Değerler Eğitimi – ÂH O ESKİ GÜNLERİMİZ!..

YAZAR : İrfan ÖZTÜRK

irfan_ozturk-yuzakidergisi-temmuz2015

“Eski başkadır eskimiş başkadır. Nice eskiler vardır ki hiç eskimez.” (Peyami SAFA)

Bu sayıda mâzînin güzelliklerini ifade eden iki iktibası sizlerle paylaşmak isterim:

Efendim! Şöyle bir mukaddime ile başlamak isterim.

Eskiden Ramazanlarda iftar sofraları düzenlenirmiş. Davete gelenlere; zahmet edip geldikleri ve dişleri yorulduğu için, kadife kese içinde «Diş Kirası» denen bir hediye verilir ve alanlar da; «Kesenize bereket!» derlermiş.

Eskiden sadaka taşları varmış. İhtiyacı olan, sadaka taşının üzerindeki keseden sadece ihtiyacı kadarını alırmış. Yolların üzerinde vakıfların kurdukları konaklarda kalan yolcuların da eğer ihtiyaçları varsa, yataklarının başucundaki keseden ihtiyaçları kadar parayı alırlarmış.
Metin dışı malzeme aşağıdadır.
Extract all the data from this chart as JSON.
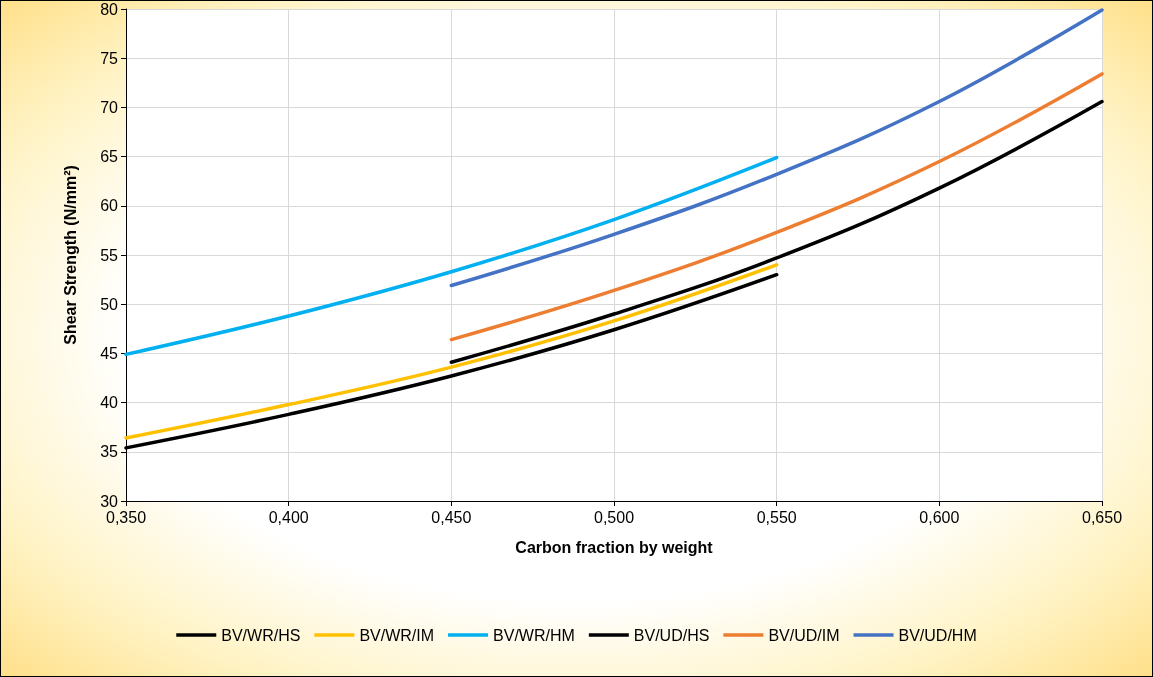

Eskiler; «Lâmbayı söndür!» demezlermiş. Allah -celle celâlühû- kimsenin lâmbasını söndürmesin diye düşünürler; «Lâmbayı dinlendir!» derlermiş. Lâmba yakılmaz uyandırılırmış. «Kapıyı kapat!» denilmezmiş. Allah -celle celâlühû- kimsenin kapısını kapatmasın diye düşünülür; «Kapıyı ört ya da sırla!» denilirmiş. Kapının kapanmadan yavaşça örtülmesi de nezâket ve edep gereğiymiş.
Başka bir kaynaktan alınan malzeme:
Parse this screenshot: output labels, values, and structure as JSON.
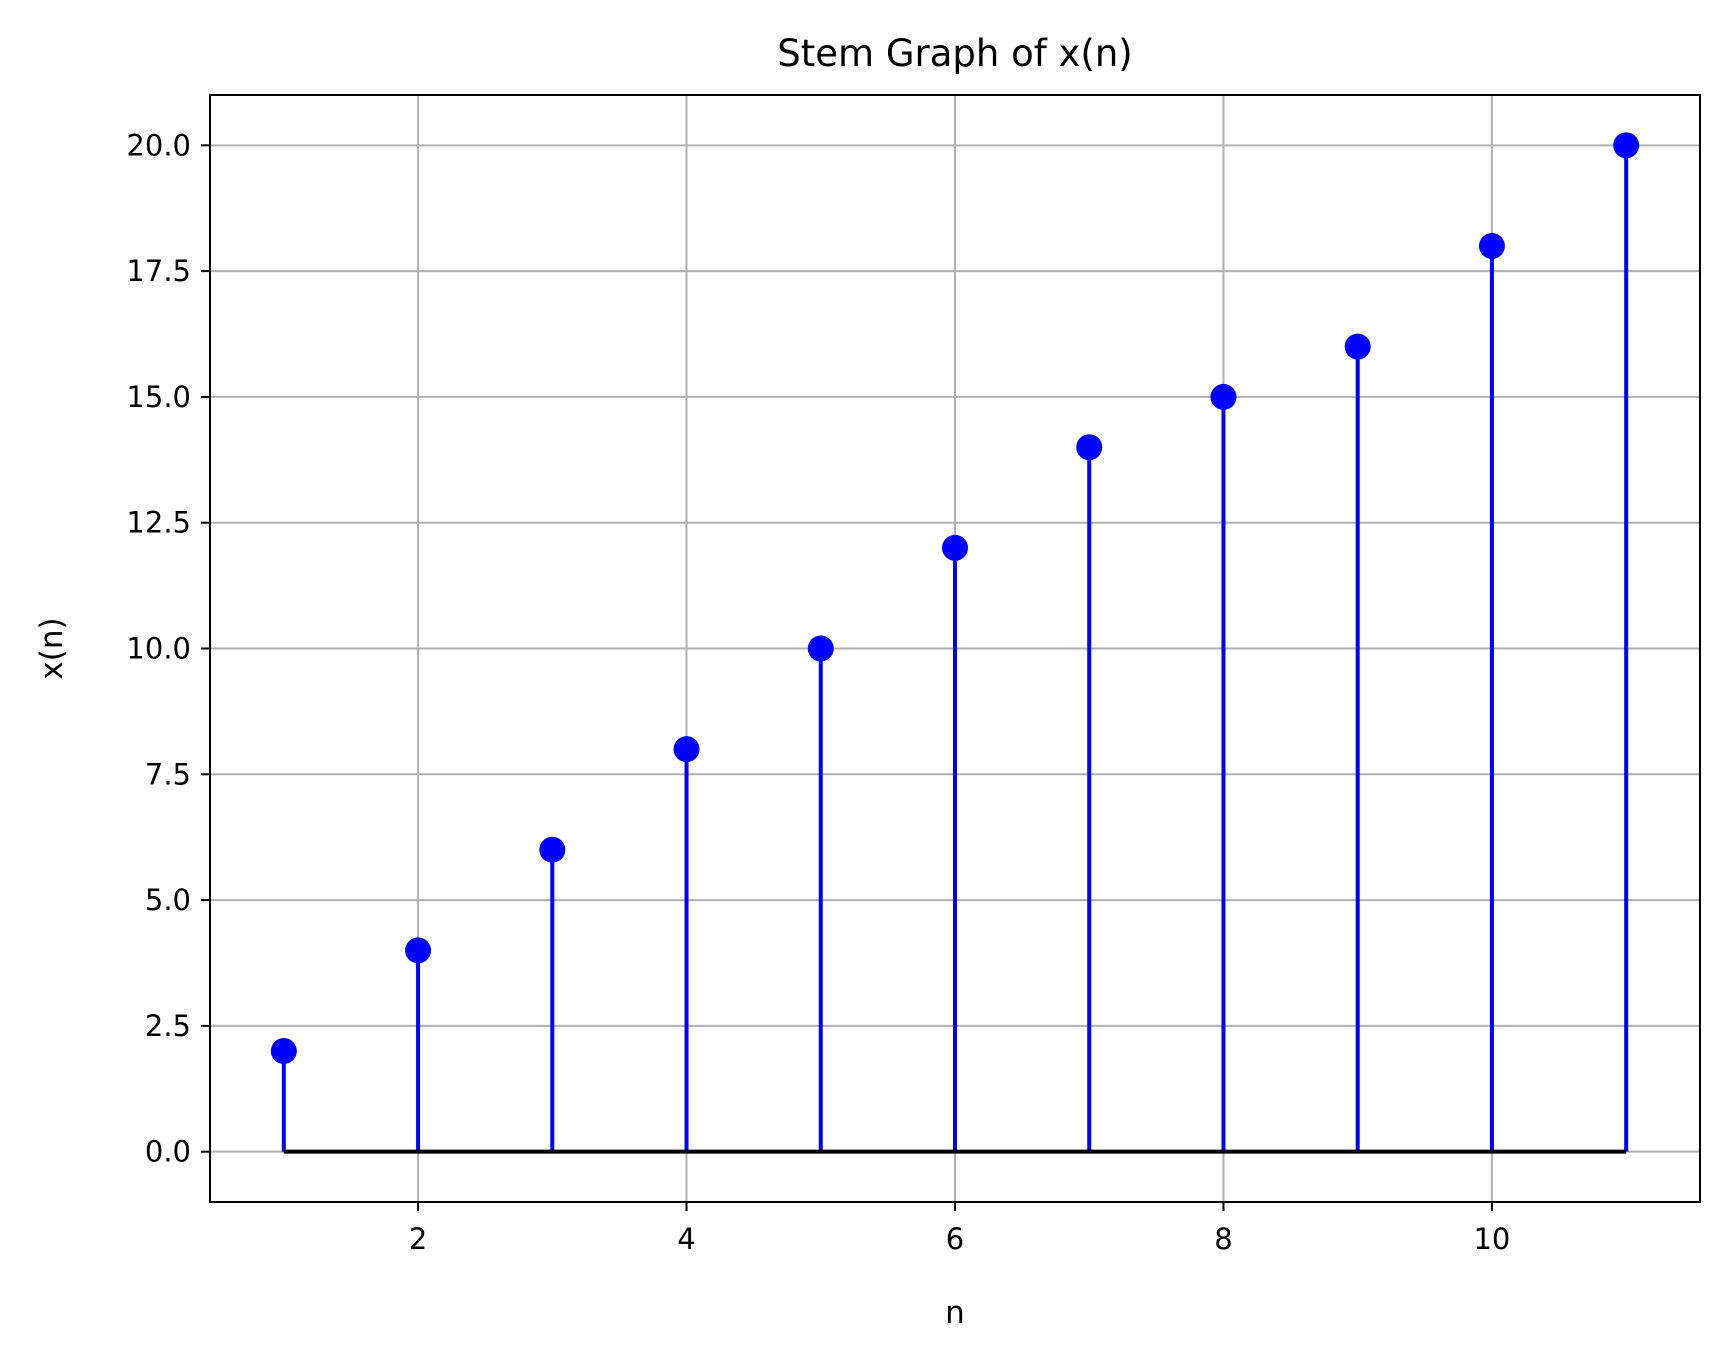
{
  "chart_data": {
    "type": "stem",
    "title": "Stem Graph of x(n)",
    "xlabel": "n",
    "ylabel": "x(n)",
    "x": [
      1,
      2,
      3,
      4,
      5,
      6,
      7,
      8,
      9,
      10,
      11
    ],
    "values": [
      2,
      4,
      6,
      8,
      10,
      12,
      14,
      15,
      16,
      18,
      20
    ],
    "baseline": 0,
    "xlim": [
      0.45,
      11.55
    ],
    "ylim": [
      -1,
      21
    ],
    "xticks": [
      2,
      4,
      6,
      8,
      10
    ],
    "xtick_labels": [
      "2",
      "4",
      "6",
      "8",
      "10"
    ],
    "yticks": [
      0,
      2.5,
      5,
      7.5,
      10,
      12.5,
      15,
      17.5,
      20
    ],
    "ytick_labels": [
      "0.0",
      "2.5",
      "5.0",
      "7.5",
      "10.0",
      "12.5",
      "15.0",
      "17.5",
      "20.0"
    ],
    "grid": true,
    "legend": false,
    "colors": {
      "stem": "#0000ff",
      "marker": "#0000ff",
      "baseline": "#000000",
      "grid": "#b0b0b0",
      "axes": "#000000"
    }
  }
}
Eskiden kapıların üzerinde biri kalın, diğeri ince iki tokmak olurmuş. Gelen erkekse kalın tokmakla, hanım ise ince tokmakla kapıyı çalarmış. Eve gelen misafire, kahvenin yanında su ikram edilirmiş. Misafir açsa kahveyi, toksa suyu alırmış ve ona göre izzet ü ikram yapılırmış.

Eskiden zekât ve sadakalar Ramazan ayından önce verilirmiş ki, fakirler Ramazan alışverişlerini rahat yapsınlar. Zenginler Ramazan’da rastgele bir bakkala giderek, alacaklı defterinden bir fakirin borcunu ödeyip kapatırmış. Borçlu mahcup olmasın diye, hesabı kimin kapattığı bilinmezmiş.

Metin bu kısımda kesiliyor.